Using the 2D Drawing Tool
- Draw your molecule of interest using the options available in the Marvin JS interface
- A built-in menu of chemical groups, chains, and rings, along with several keyboard shortcuts, provides quick access to common editing features. This makes it easy to draw even large or complex molecules
- This feature is particularly useful for novel ligands that are not present in the PDB archive
For more detailed instructions, refer to the following resources:
See Citation Policies for referencing 2D Chemical Drawing tool.
Search Results
Search results include all molecules that match your query, regardless of their location within a structure. This means results can include ligands, standard or non-standard residues, and other chemical components present in the structure.
Examples
Searching With Chemical Formula
- C12 H17 N4 O S: will match chemical components with formula "C12 H17 N4 O S"

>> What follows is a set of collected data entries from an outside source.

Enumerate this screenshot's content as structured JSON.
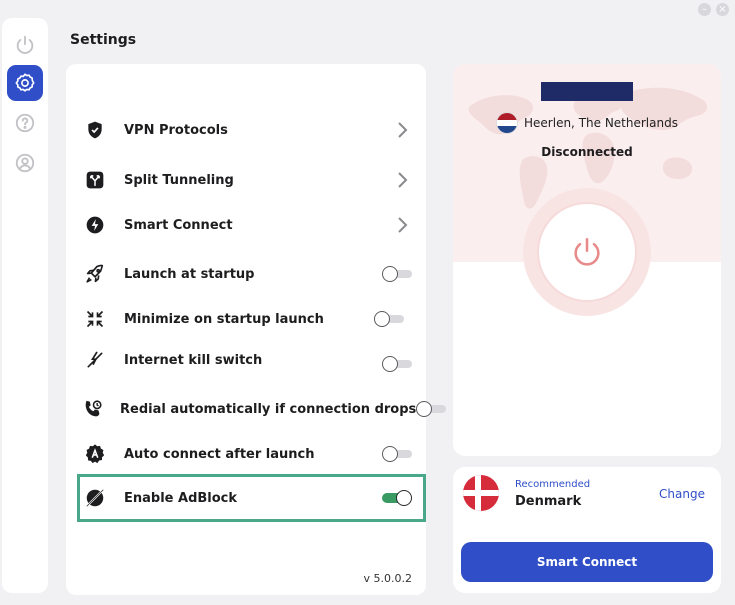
{
  "window": {
    "minimize_glyph": "–",
    "close_glyph": "×"
  },
  "nav": {
    "items": [
      {
        "icon": "power-icon",
        "active": false
      },
      {
        "icon": "gear-icon",
        "active": true
      },
      {
        "icon": "help-icon",
        "active": false
      },
      {
        "icon": "account-icon",
        "active": false
      }
    ]
  },
  "page": {
    "title": "Settings"
  },
  "settings": {
    "vpn_protocols": {
      "label": "VPN Protocols",
      "icon": "shield-icon"
    },
    "split_tunneling": {
      "label": "Split Tunneling",
      "icon": "split-icon"
    },
    "smart_connect": {
      "label": "Smart Connect",
      "icon": "lightning-icon"
    },
    "launch_startup": {
      "label": "Launch at startup",
      "icon": "rocket-icon",
      "enabled": false
    },
    "minimize_startup": {
      "label": "Minimize on startup launch",
      "icon": "minimize-arrows-icon",
      "enabled": false
    },
    "kill_switch": {
      "label": "Internet kill switch",
      "icon": "kill-switch-icon",
      "enabled": false
    },
    "redial": {
      "label": "Redial automatically if connection drops",
      "icon": "phone-redial-icon",
      "enabled": false
    },
    "auto_connect": {
      "label": "Auto connect after launch",
      "icon": "auto-badge-icon",
      "enabled": false
    },
    "adblock": {
      "label": "Enable AdBlock",
      "icon": "adblock-icon",
      "enabled": true
    },
    "version": "v 5.0.0.2"
  },
  "connection": {
    "location": "Heerlen, The Netherlands",
    "status": "Disconnected",
    "power_icon": "power-icon"
  },
  "server": {
    "recommended_label": "Recommended",
    "country": "Denmark",
    "change_label": "Change",
    "connect_label": "Smart Connect"
  },
  "colors": {
    "accent": "#2f4ec8",
    "toggle_on": "#3a9a64",
    "highlight": "#4aa88a",
    "disconnected_power": "#e98a8a"
  }
}
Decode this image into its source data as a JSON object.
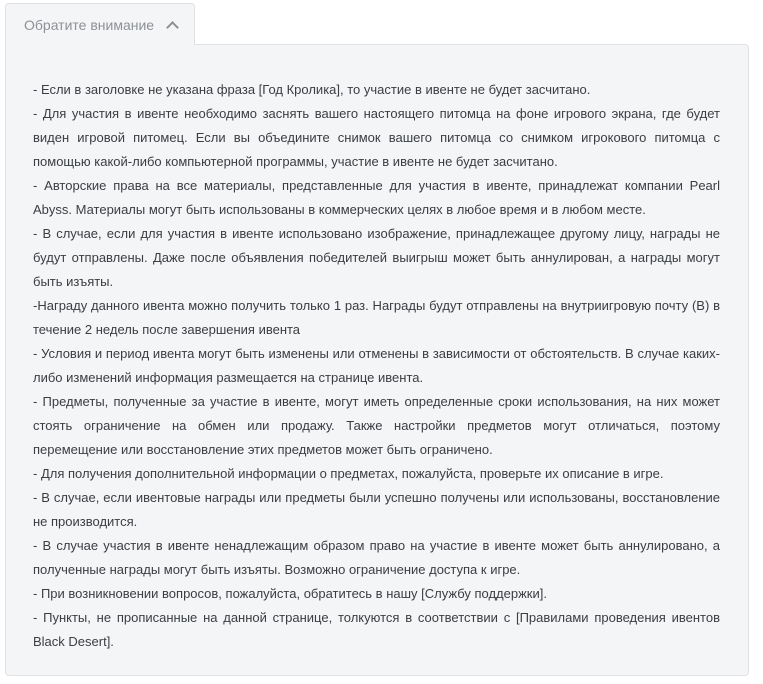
{
  "tab": {
    "label": "Обратите внимание",
    "icon": "chevron-up-icon"
  },
  "notes": [
    "- Если в заголовке не указана фраза [Год Кролика], то участие в ивенте не будет засчитано.",
    "- Для участия в ивенте необходимо заснять вашего настоящего питомца на фоне игрового экрана, где будет виден игровой питомец. Если вы объедините снимок вашего питомца со снимком игрокового питомца с помощью какой-либо компьютерной программы, участие в ивенте не будет засчитано.",
    "- Авторские права на все материалы, представленные для участия в ивенте, принадлежат компании Pearl Abyss. Материалы могут быть использованы в коммерческих целях в любое время и в любом месте.",
    "- В случае, если для участия в ивенте использовано изображение, принадлежащее другому лицу, награды не будут отправлены. Даже после объявления победителей выигрыш может быть аннулирован, а награды могут быть изъяты.",
    "-Награду данного ивента можно получить только 1 раз. Награды будут отправлены на внутриигровую почту (B) в течение 2 недель после завершения ивента",
    "- Условия и период ивента могут быть изменены или отменены в зависимости от обстоятельств. В случае каких-либо изменений информация размещается на странице ивента.",
    "- Предметы, полученные за участие в ивенте, могут иметь определенные сроки использования, на них может стоять ограничение на обмен или продажу. Также настройки предметов могут отличаться, поэтому перемещение или восстановление этих предметов может быть ограничено.",
    "- Для получения дополнительной информации о предметах, пожалуйста, проверьте их описание в игре.",
    "- В случае, если ивентовые награды или предметы были успешно получены или использованы, восстановление не производится.",
    "- В случае участия в ивенте ненадлежащим образом право на участие в ивенте может быть аннулировано, а полученные награды могут быть изъяты. Возможно ограничение доступа к игре.",
    "- При возникновении вопросов, пожалуйста, обратитесь в нашу [Службу поддержки].",
    "- Пункты, не прописанные на данной странице, толкуются в соответствии с [Правилами проведения ивентов Black Desert]."
  ]
}
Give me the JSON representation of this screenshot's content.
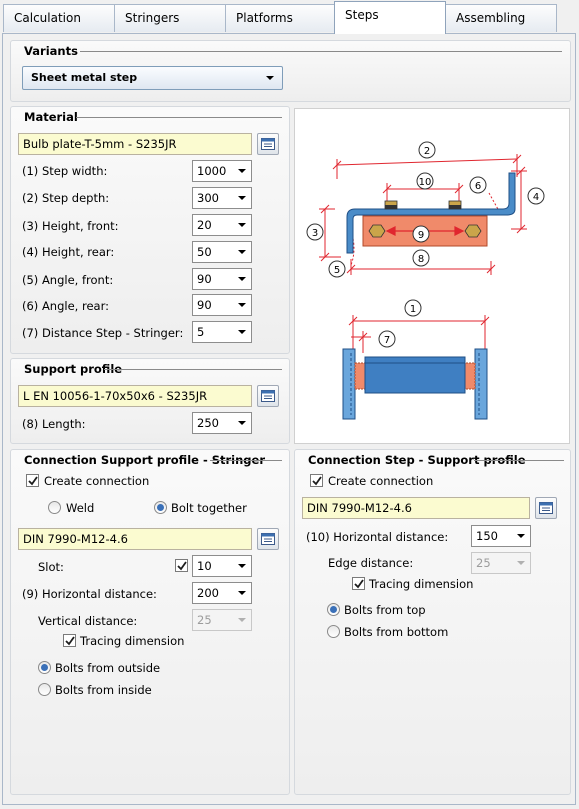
{
  "tabs": [
    "Calculation",
    "Stringers",
    "Platforms",
    "Steps",
    "Assembling"
  ],
  "active_tab": "Steps",
  "variants": {
    "title": "Variants",
    "selected": "Sheet metal step"
  },
  "material": {
    "title": "Material",
    "value": "Bulb plate-T-5mm - S235JR",
    "rows": [
      {
        "label": "(1) Step width:",
        "value": "1000"
      },
      {
        "label": "(2) Step depth:",
        "value": "300"
      },
      {
        "label": "(3) Height, front:",
        "value": "20"
      },
      {
        "label": "(4) Height, rear:",
        "value": "50"
      },
      {
        "label": "(5) Angle, front:",
        "value": "90"
      },
      {
        "label": "(6) Angle, rear:",
        "value": "90"
      },
      {
        "label": "(7) Distance Step - Stringer:",
        "value": "5"
      }
    ]
  },
  "support": {
    "title": "Support profile",
    "value": "L EN 10056-1-70x50x6 - S235JR",
    "length_label": "(8) Length:",
    "length_value": "250"
  },
  "conn_left": {
    "title": "Connection Support profile - Stringer",
    "create_label": "Create connection",
    "weld_label": "Weld",
    "bolt_label": "Bolt together",
    "bolt_value": "DIN 7990-M12-4.6",
    "slot_label": "Slot:",
    "slot_value": "10",
    "hdist_label": "(9) Horizontal distance:",
    "hdist_value": "200",
    "vdist_label": "Vertical distance:",
    "vdist_value": "25",
    "tracing_label": "Tracing dimension",
    "outside_label": "Bolts from outside",
    "inside_label": "Bolts from inside"
  },
  "conn_right": {
    "title": "Connection Step - Support profile",
    "create_label": "Create connection",
    "bolt_value": "DIN 7990-M12-4.6",
    "hdist_label": "(10) Horizontal distance:",
    "hdist_value": "150",
    "edge_label": "Edge distance:",
    "edge_value": "25",
    "tracing_label": "Tracing dimension",
    "top_label": "Bolts from top",
    "bottom_label": "Bolts from bottom"
  },
  "diagram_labels": [
    "2",
    "10",
    "6",
    "4",
    "3",
    "9",
    "5",
    "8",
    "1",
    "7"
  ],
  "colors": {
    "accent": "#3a70b8",
    "dimension": "#e0262f",
    "profile": "#4a8cc8",
    "plate": "#f08a6a",
    "field_bg": "#fbfbd0"
  }
}
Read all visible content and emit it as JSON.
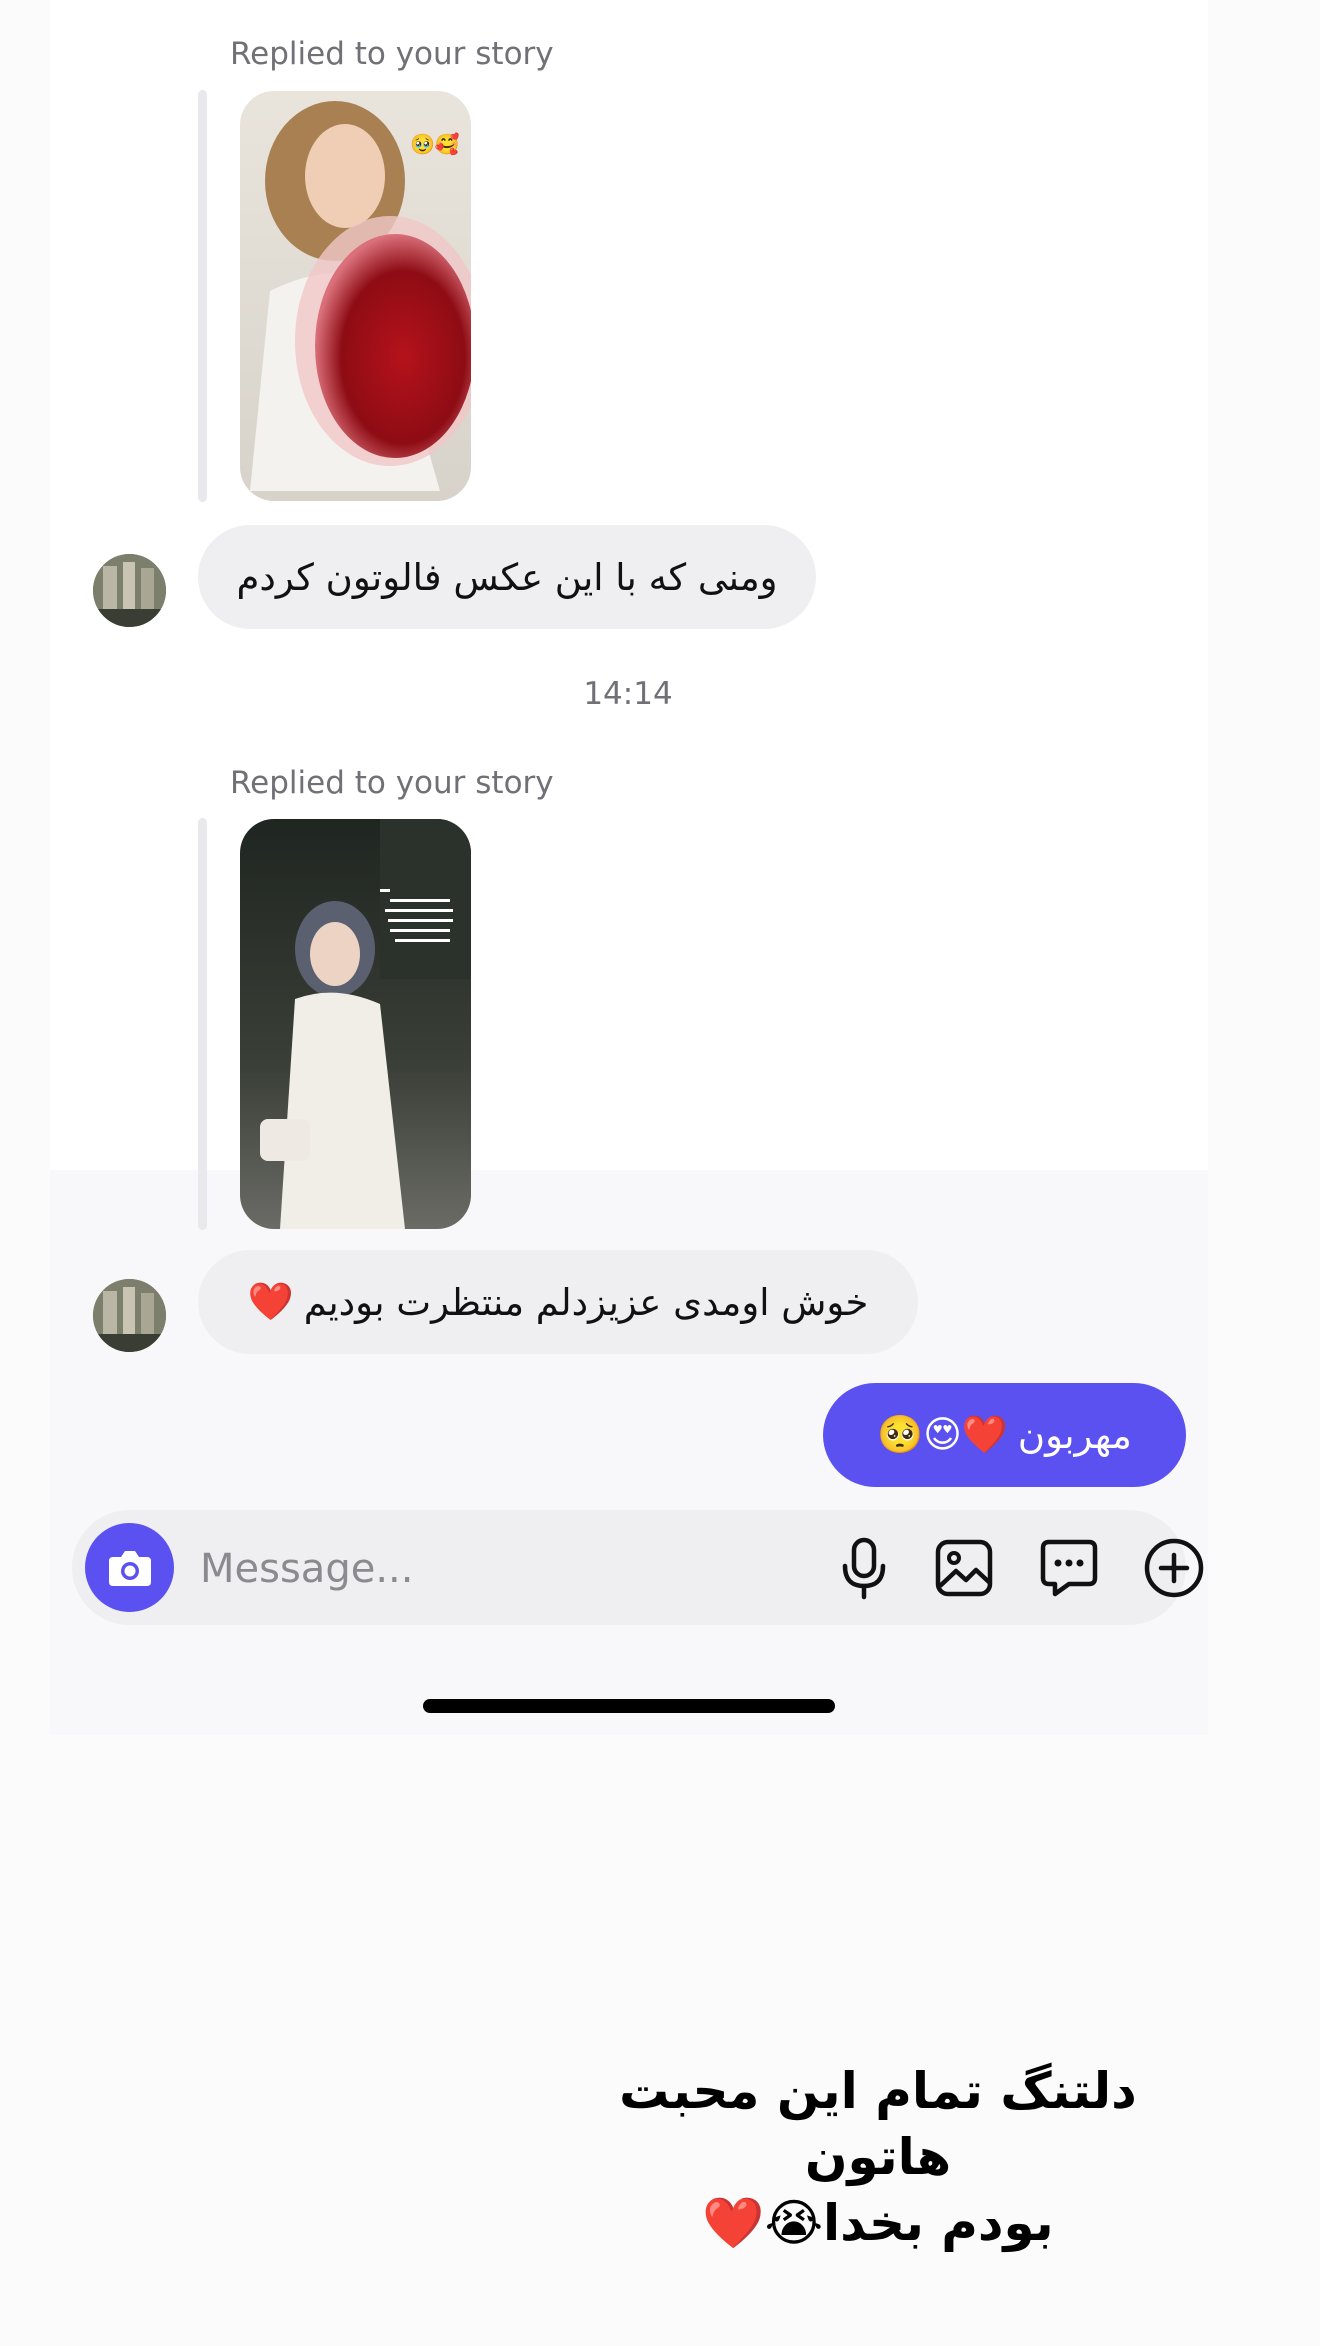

- Ru2 with the Allow more elements than specified in formula option selected will match chemical components with a formula containing two rutheniums
Searching With Chemical Descriptors
Find molecules similar to and with the substructure of the chemical component VIB
The SMILES search with Cc1c(sc[n+]1Cc2cnc(nc2N)C)CCO and Match Type
- Similar Ligands (Quick screen) will match these chemical components
- Similar Ligands (Stereospecific) will match these chemical components
- Similar Ligands (including Stereoisomers) will match these chemical components
- Substructure (Stereospecific) will match these chemical components
- Substructure (including Stereoisomers) will match these chemical components
- Exact match will match these chemical components
Note that the query descriptor has no chiral atom so there is no difference in the results with the Match Types that are stereospecific and those that include stereoisomers.
Find molecules similar to and with the substructure of the chemical component EF2
The InChI search with InChI=1S/C13H10N2O4/c16-10-6-5-9(11(17)14-10)15-12(18)7-3-1-2-4-8(7)13(15)19/h1-4,9H,5-6H2,(H,14,16,17)/t9-/m0/s1 and Match Type
- Similar Ligands (Quick screen) will match these chemical components
- Similar Ligands (Stereospecific) will match these chemical components
- Similar Ligands (including Stereoisomers) will match these chemical components
- Substructure (Stereospecific) will match these chemical components
- Substructure (including Stereoisomers) will match these chemical components
- Exact match will match these chemical components
Note that the query descriptor has one chiral atom so the results of the Match Types including and excluding stereoisomers yield different results.